Here’s one of Newberg’s sources for the increased longevity of religious folks. Lots to consider here.
Every time I read such studies noting the benefits of religion, I suspect that it is the greater committed social interconnectedness of believers that accounts for most of the benefits. I don’t have statistics to back me up here, but consider this. We have a very fine blogging community here at DI. Now, imagine one of our authors falling terribly ill for a long period. What is the likelihood that another co-author or a visitor would commit to providing long-term care for that ill author? My hypothetical is not meant as an insult, but I would find it surprising if us skeptical/philosophical types would do that.
Now consider what often happens when a member of a congregation falls ill: other members of the congregation often jumpt to the rescue, providing food and other care, even to people they don’t know well.
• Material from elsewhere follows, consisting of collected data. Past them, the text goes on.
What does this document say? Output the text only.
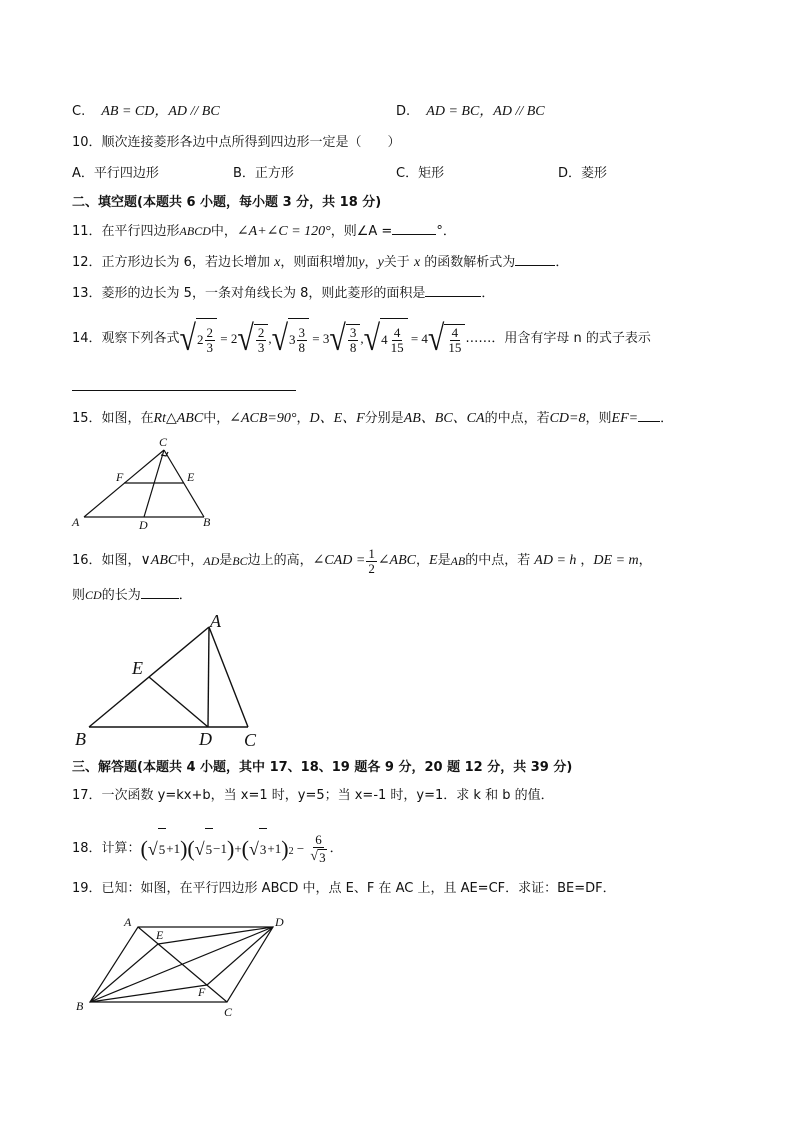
C. AB = CD，AD // BC	D. AD = BC，AD // BC
10．顺次连接菱形各边中点所得到四边形一定是（　　）
A．平行四边形	B．正方形	C．矩形	D．菱形
二、填空题(本题共 6 小题，每小题 3 分，共 18 分)
11．在平行四边形ABCD中，∠A+∠C = 120°，则∠A =	°．
12．正方形边长为 6，若边长增加 x，则面积增加y，y关于 x 的函数解析式为	．
13．菱形的边长为 5，一条对角线长为 8，则此菱形的面积是	．
14．观察下列各式 √ $2 \frac{2}{3} = 2$ √ $\frac{2}{3}$ , √ $3 \frac{3}{8} = 3$ √ $\frac{3}{8}$ , √ $4 \frac{4}{15} = 4$ √ $\frac{4}{15}$ …… ．用含有字母 n 的式子表示
15．如图，在Rt△ABC中，∠ACB=90°，D、E、F分别是AB、BC、CA的中点，若CD=8，则EF= ．
C
F	E
A	D	B
16．如图， ∨ABC 中， AD 是 BC 边上的高， ∠CAD = $\frac{1}{2}$ ∠ABC ， E 是 AB 的中点，若 AD = h ， DE = m ，
则CD的长为	．
A
E
B	D C
三、解答题(本题共 4 小题，其中 17、18、19 题各 9 分，20 题 12 分，共 39 分)
17．一次函数 y=kx+b，当 x=1 时，y=5；当 x=-1 时，y=1．求 k 和 b 的值．
18．计算： ( √ 5 + 1 )( √ 5 − 1 ) + ( √ 3 + 1 )$_2 - \frac{6}{√ 3}$ ．
19．已知：如图，在平行四边形 ABCD 中，点 E、F 在 AC 上，且 AE=CF．求证：BE=DF．
A
E
D
F
B	C
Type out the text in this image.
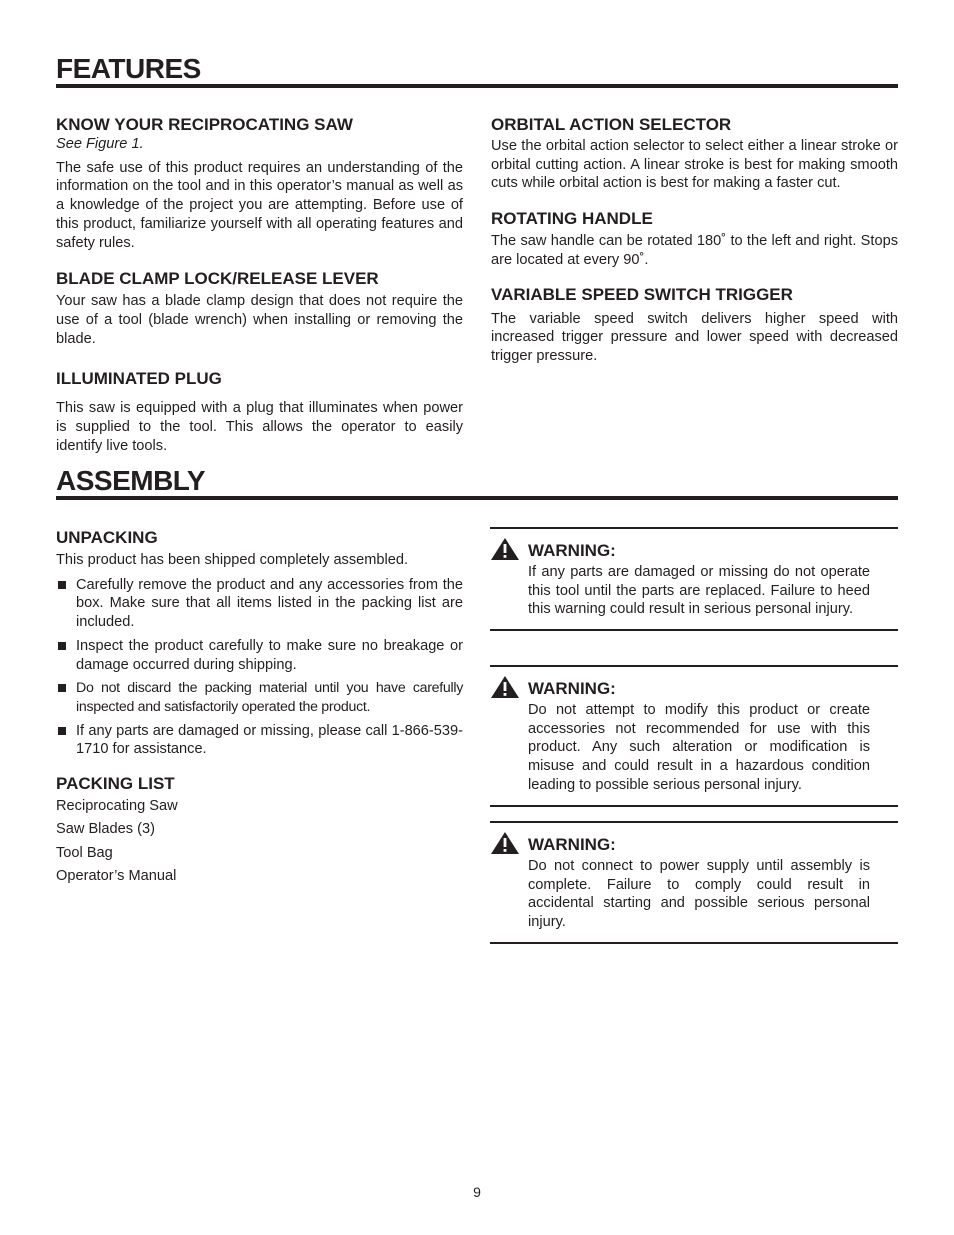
FEATURES
KNOW YOUR RECIPROCATING SAW

See Figure 1.

The safe use of this product requires an understanding of the information on the tool and in this operator’s manual as well as a knowledge of the project you are attempting. Before use of this product, familiarize yourself with all operating features and safety rules.

BLADE CLAMP LOCK/RELEASE LEVER

Your saw has a blade clamp design that does not require the use of a tool (blade wrench) when installing or removing the blade.

ILLUMINATED PLUG

This saw is equipped with a plug that illuminates when power is supplied to the tool. This allows the operator to easily identify live tools.

ORBITAL ACTION SELECTOR

Use the orbital action selector to select either a linear stroke or orbital cutting action. A linear stroke is best for making smooth cuts while orbital action is best for making a faster cut.

ROTATING HANDLE

The saw handle can be rotated 180˚ to the left and right. Stops are located at every 90˚.

VARIABLE SPEED SWITCH TRIGGER

The variable speed switch delivers higher speed with increased trigger pressure and lower speed with decreased trigger pressure.

ASSEMBLY
UNPACKING

This product has been shipped completely assembled.

Carefully remove the product and any accessories from the box. Make sure that all items listed in the packing list are included.
Inspect the product carefully to make sure no breakage or damage occurred during shipping.
Do not discard the packing material until you have carefully inspected and satisfactorily operated the product.
If any parts are damaged or missing, please call 1-866-539-1710 for assistance.
PACKING LIST
Reciprocating Saw
Saw Blades (3)
Tool Bag
Operator’s Manual
WARNING:

If any parts are damaged or missing do not operate this tool until the parts are replaced. Failure to heed this warning could result in serious personal injury.

WARNING:

Do not attempt to modify this product or create accessories not recommended for use with this product. Any such alteration or modification is misuse and could result in a hazardous condition leading to possible serious personal injury.

WARNING:

Do not connect to power supply until assembly is complete. Failure to comply could result in accidental starting and possible serious personal injury.

9
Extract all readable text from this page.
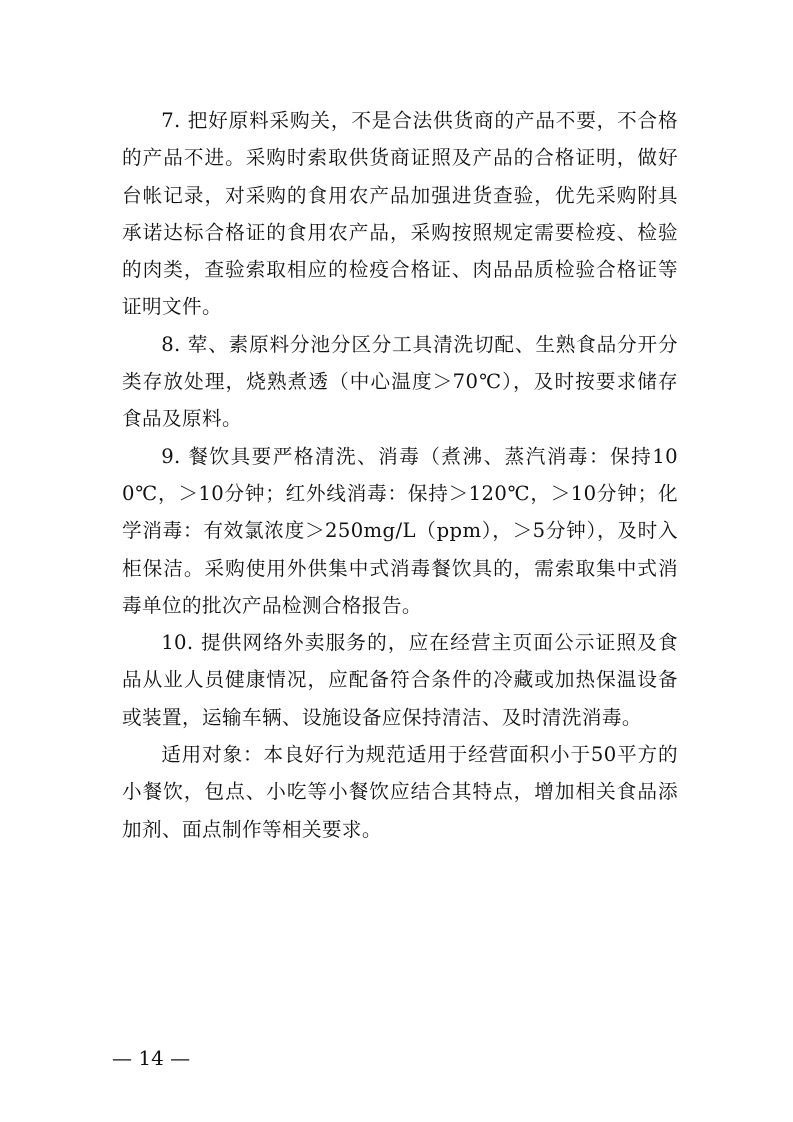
7. 把好原料采购关，不是合法供货商的产品不要，不合格的产品不进。采购时索取供货商证照及产品的合格证明，做好台帐记录，对采购的食用农产品加强进货查验，优先采购附具承诺达标合格证的食用农产品，采购按照规定需要检疫、检验的肉类，查验索取相应的检疫合格证、肉品品质检验合格证等证明文件。

8. 荤、素原料分池分区分工具清洗切配、生熟食品分开分类存放处理，烧熟煮透（中心温度＞70℃），及时按要求储存食品及原料。

9. 餐饮具要严格清洗、消毒（煮沸、蒸汽消毒：保持100℃，＞10分钟；红外线消毒：保持＞120℃，＞10分钟；化学消毒：有效氯浓度＞250mg/L（ppm），＞5分钟），及时入柜保洁。采购使用外供集中式消毒餐饮具的，需索取集中式消毒单位的批次产品检测合格报告。

10. 提供网络外卖服务的，应在经营主页面公示证照及食品从业人员健康情况，应配备符合条件的冷藏或加热保温设备或装置，运输车辆、设施设备应保持清洁、及时清洗消毒。

适用对象：本良好行为规范适用于经营面积小于50平方的小餐饮，包点、小吃等小餐饮应结合其特点，增加相关食品添加剂、面点制作等相关要求。

— 14 —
I suspect that this occurs because congregations are flesh and blood gatherings of people who put in the time, week after week, to make displays of their willingness to commit to each other and to their “God.” I don’t think it’s religion per se that lubricates this willingness to help each other, but that this willingness results from physically rubbing elbows with a specific group of others on a regular basis. I’ve seen enough studies to be convinced that there are benefits to being religous, but I doubt that it has to do with anything supernatural. In fact, it relates largely to in-group dynamics, I suspect, and that members of Religion A are far more likely to help each other than to help members of Religion B or to help people who are not religious at all.
On the whole, though, be religious, right? Not so fast! Newberg warns that the net effect of religion depends on the type of god in which one believes.
[W]hen people view God as loving, forgiving, compassionate and supportive, this more likely results in a very positive view of themselves, and of the world around them. But when God is viewed as dispassionate, vengeful and unforgiving, this can have deleterious effects on one’s physical and mental health.
The cynical me thinks that people create their own version of God, aqnd that even the people who worship together have dramatically different conceptions of God (just ask people who all worship at the same church and you’ll be amazed. Since people wield this power to create the version of God that they worship, they ought to each create a benevolent, empathetic God for the sake of all of the rest of us.